Le mot était DEBILGLOS et il clignota deux fois avant de disparaître. Avant qu’Arthur ait pu assimiler ce fait, l’autre homme parla et le mot SCHNOCDLU apparut également près de son cou.

— Il y a soixante-quinze mille générations, nos ancêtres ont mis en route ce programme, dit le second homme, et depuis tout ce temps, nous allons être les premiers à entendre parler l’ordinateur.

— Intimidante perspective, Schnocdlu ! agréa le premier, et Arthur comprit soudain qu’il voyait un enregistrement avec sous-titres.

— Nous sommes, dit Schnocdlu, ceux qui allons entendre la Réponse à la grande Question de la Vie… !

— De l’Univers ! enchaîna Debilglos.

— Et du Reste !

— Chut ! » fit Debilglos avec un petit geste. « Je crois que Pensées Profondes s’apprête à parler !
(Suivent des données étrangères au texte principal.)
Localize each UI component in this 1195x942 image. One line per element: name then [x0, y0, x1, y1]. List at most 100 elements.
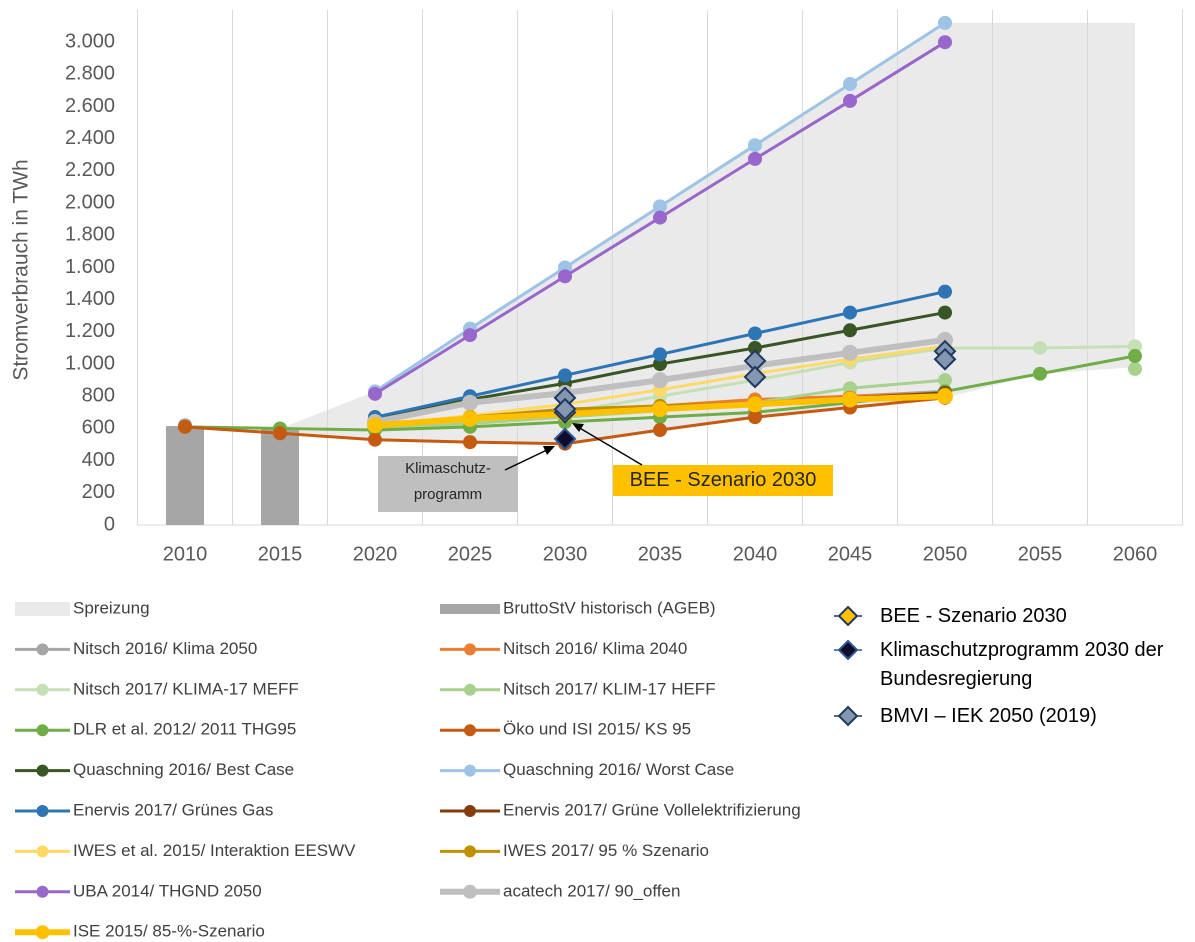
series-point [748, 326, 762, 341]
legend-swatch [464, 764, 476, 777]
legend-label: BMVI – IEK 2050 (2019) [880, 705, 1097, 727]
diamond-marker [933, 347, 957, 371]
series-point [1033, 340, 1047, 355]
bar [166, 426, 204, 525]
y-tick-label: 2.600 [65, 95, 115, 117]
legend-swatch [36, 683, 49, 696]
legend-swatch [464, 845, 476, 858]
legend-label: Klimaschutzprogramm 2030 der Bundesregie… [880, 639, 1163, 690]
legend-swatch [464, 683, 476, 696]
y-tick-label: 1.800 [65, 224, 115, 246]
series-point [748, 151, 762, 166]
series-point [558, 368, 572, 383]
y-tick-label: 200 [82, 481, 115, 503]
series-point [653, 423, 667, 438]
legend-label: Nitsch 2016/ Klima 2040 [503, 639, 687, 658]
series-point [652, 401, 668, 418]
series-point [938, 284, 952, 299]
series-point [653, 199, 667, 214]
bar [261, 429, 299, 525]
legend-label: Quaschning 2016/ Worst Case [503, 760, 734, 779]
series-point [842, 344, 858, 361]
legend-label: IWES et al. 2015/ Interaktion EESWV [73, 841, 356, 860]
series-point [178, 419, 192, 434]
legend-swatch [36, 805, 49, 817]
legend-label: Öko und ISI 2015/ KS 95 [503, 720, 691, 739]
series-point [842, 391, 858, 408]
legend-swatch [837, 605, 859, 627]
legend-label: BEE - Szenario 2030 [880, 605, 1067, 627]
arrow-head [543, 446, 555, 455]
legend-label: ISE 2015/ 85-%-Szenario [73, 922, 265, 941]
annotation-arrow [577, 426, 643, 466]
legend-swatch [36, 845, 49, 858]
y-tick-label: 2.800 [65, 63, 115, 85]
legend-label: Enervis 2017/ Grüne Vollelektrifizierung [503, 800, 801, 819]
legend-label: acatech 2017/ 90_offen [503, 881, 680, 900]
series-point [843, 323, 857, 338]
annotation-text: BEE - Szenario 2030 [613, 465, 833, 496]
y-tick-label: 1.600 [65, 256, 115, 278]
legend-swatch [36, 764, 49, 777]
series-point [747, 396, 763, 413]
series-point [748, 138, 762, 153]
legend-swatch [36, 885, 49, 898]
y-tick-label: 1.200 [65, 320, 115, 342]
x-tick-label: 2050 [923, 543, 968, 565]
legend-label: UBA 2014/ THGND 2050 [73, 881, 262, 900]
series-point [463, 328, 477, 343]
series-point [653, 347, 667, 362]
legend-label: Nitsch 2016/ Klima 2050 [73, 639, 257, 658]
legend-swatch [837, 705, 859, 727]
diamond-marker [553, 397, 577, 421]
legend-label: Spreizung [73, 598, 150, 617]
x-tick-label: 2040 [733, 543, 778, 565]
legend-label-text: BEE - Szenario 2030 [880, 605, 1067, 627]
x-tick-label: 2025 [448, 543, 493, 565]
arrow-head [572, 423, 584, 432]
y-tick-label: 800 [82, 385, 115, 407]
x-tick-label: 2045 [828, 543, 873, 565]
series-point [937, 388, 953, 405]
series-point [463, 435, 477, 450]
legend-swatch [36, 724, 49, 737]
series-point [368, 432, 382, 447]
series-point [653, 357, 667, 372]
diamond-marker [743, 365, 767, 389]
series-point [367, 417, 383, 434]
y-axis-label: Stromverbrauch in TWh [10, 159, 33, 380]
legend-swatch [464, 643, 476, 656]
y-tick-label: 0 [104, 513, 115, 535]
series-point [938, 305, 952, 320]
series-point [652, 372, 668, 389]
y-tick-label: 1.000 [65, 352, 115, 374]
y-tick-label: 2.000 [65, 191, 115, 213]
legend-swatch [36, 643, 49, 656]
series-point [1128, 339, 1142, 354]
legend-label: Enervis 2017/ Grünes Gas [73, 800, 273, 819]
diamond-marker [553, 427, 577, 451]
y-tick-label: 3.000 [65, 30, 115, 52]
x-tick-label: 2060 [1113, 543, 1158, 565]
legend-label: Quaschning 2016/ Best Case [73, 760, 294, 779]
legend-swatch [35, 925, 50, 940]
annotation-arrow [504, 448, 550, 471]
legend-swatch [464, 805, 476, 817]
annotation: BEE - Szenario 2030 [613, 465, 833, 496]
x-tick-label: 2055 [1018, 543, 1063, 565]
series-point [462, 394, 478, 411]
legend-swatch [15, 602, 70, 616]
series-point [748, 340, 762, 355]
series-point [1128, 361, 1142, 376]
x-tick-label: 2010 [163, 543, 208, 565]
series-point [843, 381, 857, 396]
y-tick-label: 400 [82, 449, 115, 471]
legend-swatch [464, 724, 476, 737]
annotation-text: Klimaschutz-programm 2030 [378, 456, 518, 512]
y-tick-label: 2.200 [65, 159, 115, 181]
legend-swatch [463, 884, 477, 899]
legend-label-text: BMVI – IEK 2050 (2019) [880, 705, 1097, 727]
series-point [462, 410, 478, 427]
legend-swatch [837, 639, 859, 661]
Il y eut un instant d’expectative tandis que sur la console les tableaux prenaient lentement vie. Après quelques clignotements expérimentaux, les lumières s’établirent sur un rythme affairé, en même temps qu’un doux murmure grave apparaissait sur le canal audio.

— Bonjour ! dit enfin Pensées Profondes.

— Euh… Bonjour, ô Pensées Profondes », dit Debilglos, nerveux. « Est-ce que tu n’aurais pas… euh… c’est-à-dire…

— Une réponse pour vous ? » le coupa majestueusement Pensées Profondes. « Oui, j’en ai une.

Les deux hommes frémirent d’expectative : leur patience n’avait pas été vaine.

— Il y en a vraiment une ? haleta Schnocdlu.

— Il y en a vraiment une, confirma Pensées Profondes.

— À tout ? À la grande Question de la Vie, de l’Univers et du Reste ?

— Oui.

Les deux hommes s’étaient préparés pour ce moment, leur vie y avait été entièrement consacrée, on les avait sélectionnés dès la naissance pour être ceux qui assisteraient à cet instant de la Réponse et, malgré tout, ils se retrouvèrent à béer et se tortiller sur leur siège comme des gamins surexcités.

— Et tu es prêt à nous la fournir ? insista Debilglos.

— Oui.

— Maintenant ?

— Maintenant, confirma Pensées Profondes.

Ils humectèrent tous les deux leurs lèvres desséchées.

— Bien que, ajouta Pensées Profondes, je ne pense pas qu’elle vous plaise.

— Pas d’importance ! dit Schnocdlu. Nous devons la connaître. Maintenant !

— Maintenant ? insista Pensées Profondes.

— Oui ! Maintenant…

— D’accord, dit l’ordinateur, qui retomba dans le silence.

Les deux hommes ne tenaient plus en place. La tension était proprement insoutenable.

— Elle ne va franchement pas vous plaire, observa Pensées Profondes.

— Dis-la-nous quand même !

— D’accord, dit Pensées Profondes. La réponse à la grande Question…

— Oui… !

— De la Vie, de l’Univers et du Reste…, poursuivit Pensées Profondes.

— Oui… !

— C’est…, dit Pensées Profondes, marquant une pause.

— Oui… ! ?

— C’est…

Oui… ! ! !… ?

Quarante-deux, dit Pensées Profondes, avec infiniment de calme et de majesté.